Mobile phones and Personal digital assistants (PDAs) are changing the way people access and work with information. These devices are becoming smaller, cheaper, better, and more connected. Mobile phones and PDAs may just become the mobile computing technology that revolutionizes the face of learning. These mobile devices give students wireless connectivity while expanding where educational computing can take place to the home, field, and any places. The ability of accessing Web sites using mobile browsers allows students convenient access to course Web pages, syllabus, tutorials, magazines, newspapers, and reference materials on their mobile devices. This access, along with basic search capabilities, provides many learning opportunities for students that would generally not be possible or efficient before.

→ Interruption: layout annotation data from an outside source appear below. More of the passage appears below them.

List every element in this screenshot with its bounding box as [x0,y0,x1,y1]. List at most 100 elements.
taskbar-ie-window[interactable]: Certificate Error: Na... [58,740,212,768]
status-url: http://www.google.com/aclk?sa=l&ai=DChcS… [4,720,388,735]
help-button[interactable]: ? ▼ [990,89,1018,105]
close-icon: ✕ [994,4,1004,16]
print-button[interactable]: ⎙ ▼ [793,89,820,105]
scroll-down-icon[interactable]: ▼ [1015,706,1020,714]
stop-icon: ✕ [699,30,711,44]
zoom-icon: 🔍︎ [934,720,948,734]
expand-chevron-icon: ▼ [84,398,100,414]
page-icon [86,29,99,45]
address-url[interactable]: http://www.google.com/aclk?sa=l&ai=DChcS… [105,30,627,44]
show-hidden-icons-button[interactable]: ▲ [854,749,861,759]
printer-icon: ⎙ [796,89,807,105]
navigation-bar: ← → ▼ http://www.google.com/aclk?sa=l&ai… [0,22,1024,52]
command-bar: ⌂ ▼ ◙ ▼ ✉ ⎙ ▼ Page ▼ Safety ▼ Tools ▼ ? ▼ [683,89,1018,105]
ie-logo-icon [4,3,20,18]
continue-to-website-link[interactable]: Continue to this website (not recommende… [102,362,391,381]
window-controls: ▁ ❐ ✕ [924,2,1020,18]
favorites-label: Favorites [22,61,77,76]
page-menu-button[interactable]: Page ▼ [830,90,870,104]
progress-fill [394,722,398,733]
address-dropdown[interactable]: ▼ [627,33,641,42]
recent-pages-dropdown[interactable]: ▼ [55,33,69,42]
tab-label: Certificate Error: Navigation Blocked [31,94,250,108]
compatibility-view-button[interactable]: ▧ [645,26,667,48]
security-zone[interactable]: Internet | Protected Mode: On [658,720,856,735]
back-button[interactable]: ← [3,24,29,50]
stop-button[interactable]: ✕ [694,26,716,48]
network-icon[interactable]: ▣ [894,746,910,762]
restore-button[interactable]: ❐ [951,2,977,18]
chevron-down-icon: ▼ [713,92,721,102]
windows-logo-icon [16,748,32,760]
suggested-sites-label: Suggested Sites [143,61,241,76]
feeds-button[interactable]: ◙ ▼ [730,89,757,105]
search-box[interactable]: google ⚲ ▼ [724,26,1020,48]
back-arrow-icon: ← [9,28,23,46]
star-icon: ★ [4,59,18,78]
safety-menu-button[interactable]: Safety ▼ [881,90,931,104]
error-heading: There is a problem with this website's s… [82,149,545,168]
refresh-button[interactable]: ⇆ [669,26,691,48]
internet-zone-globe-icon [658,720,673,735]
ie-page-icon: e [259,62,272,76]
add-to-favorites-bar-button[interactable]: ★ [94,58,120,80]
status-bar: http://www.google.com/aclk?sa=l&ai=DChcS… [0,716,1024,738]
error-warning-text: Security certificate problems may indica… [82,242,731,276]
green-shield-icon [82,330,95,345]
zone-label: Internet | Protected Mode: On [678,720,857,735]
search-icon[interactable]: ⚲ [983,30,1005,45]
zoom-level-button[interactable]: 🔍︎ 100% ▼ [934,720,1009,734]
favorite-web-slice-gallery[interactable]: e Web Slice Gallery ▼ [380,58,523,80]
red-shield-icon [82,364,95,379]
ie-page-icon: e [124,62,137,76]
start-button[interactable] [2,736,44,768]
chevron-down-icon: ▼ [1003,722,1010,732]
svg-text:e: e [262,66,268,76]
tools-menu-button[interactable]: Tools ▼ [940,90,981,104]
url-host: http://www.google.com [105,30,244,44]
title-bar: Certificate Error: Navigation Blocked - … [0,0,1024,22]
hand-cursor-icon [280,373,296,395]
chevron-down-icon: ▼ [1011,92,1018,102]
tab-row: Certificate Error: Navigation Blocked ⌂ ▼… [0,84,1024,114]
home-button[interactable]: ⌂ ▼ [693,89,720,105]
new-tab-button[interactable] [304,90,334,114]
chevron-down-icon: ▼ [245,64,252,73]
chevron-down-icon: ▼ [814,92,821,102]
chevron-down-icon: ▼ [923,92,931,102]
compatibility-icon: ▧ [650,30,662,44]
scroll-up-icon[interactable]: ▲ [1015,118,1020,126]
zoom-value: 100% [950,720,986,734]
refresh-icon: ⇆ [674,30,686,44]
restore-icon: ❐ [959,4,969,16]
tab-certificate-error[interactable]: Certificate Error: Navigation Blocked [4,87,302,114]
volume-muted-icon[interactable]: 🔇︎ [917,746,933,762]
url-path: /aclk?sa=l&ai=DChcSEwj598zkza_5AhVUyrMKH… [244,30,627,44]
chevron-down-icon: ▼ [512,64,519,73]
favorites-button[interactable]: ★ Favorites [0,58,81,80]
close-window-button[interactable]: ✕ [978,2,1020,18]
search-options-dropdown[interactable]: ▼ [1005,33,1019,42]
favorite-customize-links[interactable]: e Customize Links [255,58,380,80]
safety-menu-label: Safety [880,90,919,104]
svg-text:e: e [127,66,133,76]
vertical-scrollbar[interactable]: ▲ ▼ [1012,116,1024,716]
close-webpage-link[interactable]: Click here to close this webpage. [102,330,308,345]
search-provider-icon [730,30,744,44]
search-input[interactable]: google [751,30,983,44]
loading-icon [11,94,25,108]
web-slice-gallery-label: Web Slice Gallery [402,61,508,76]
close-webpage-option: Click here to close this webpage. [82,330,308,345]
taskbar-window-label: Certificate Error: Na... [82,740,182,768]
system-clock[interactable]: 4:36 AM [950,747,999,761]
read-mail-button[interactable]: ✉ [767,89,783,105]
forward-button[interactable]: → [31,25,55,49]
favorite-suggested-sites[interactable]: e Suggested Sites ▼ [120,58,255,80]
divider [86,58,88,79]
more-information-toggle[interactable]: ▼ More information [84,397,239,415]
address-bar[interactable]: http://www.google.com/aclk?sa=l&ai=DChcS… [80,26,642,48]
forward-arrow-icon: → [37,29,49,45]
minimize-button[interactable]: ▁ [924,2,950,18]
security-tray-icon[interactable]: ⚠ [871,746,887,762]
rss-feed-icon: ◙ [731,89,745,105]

Today, there are 1.5 billion mobile devices in the world, more than three times the number of PCs. As the mobile devices increase capabilities and networks get faster, users are using mobile devices more and more for common computing and information gathering tasks.

Making educational Website friendly to mobile devices is worth serious consideration. If a Web site is set up correctly, the same pages will be compatible with conventional desktop/laptop browsers and mobile browsers. Designing an effective, mobile-friendly, educational Web site requires careful planning and basic knowledge of Web design and development for mobile devices. When designing a Web site for mobile devices it is even more important to work out the site design before dealing with individual pages. As compared with desktop Web design and development, site development for mobile devices force Web designers to work within fairly tight constraints: access speed, file size, memory space, mobile browser, screen size, page length, font, graphics, multimedia, and form. Web designers must deal with these design constraints and decide the trade-offs. For example, it is important to decide what information is essential and then present that information in a manner that is clear, concise, efficient, and easy to navigate. In addition, given the smaller screens of mobile devices, Web designers should avoid including more than one topic onto the same page. It is important to strike a balance between the depth of the page hierarchy and the length of the individual pages.

Currently, there are several technical guidelines for mobile Web developers and designers available online for guidance and tips. Microsoft creates pages for designers of Pocket PC: Designing Web Sites for Internet Explorer for Pocket PCs. mTLD (mobile Top Level Domain) published the DotMobi Mobile Web Developer’s Guide in March 2007, a comprehensive guide to mobile web development. Both these publications detail layout considerations, image production, multimedia and HTML support. In addition, the W3C, the leading consortium for the World Wide Web, launched the Mobile Web Imitative (MWI) that is focusing on developing “best practices” and a trustmark “mobileOK” for Web sites in May 2005. The “mobileOK” allows Web authors to check their mobile sites whether they are conformance to the W3C Mobile Web Best Practices. Also, The Mobile Web Best Practices Working Group released the First Public Working Draft of “Mobile Web Best Practices 1.0” in November, 2006. The document specifies best practice for making Web access from a mobile device as simple, easy and convenient as Web access from a desktop device.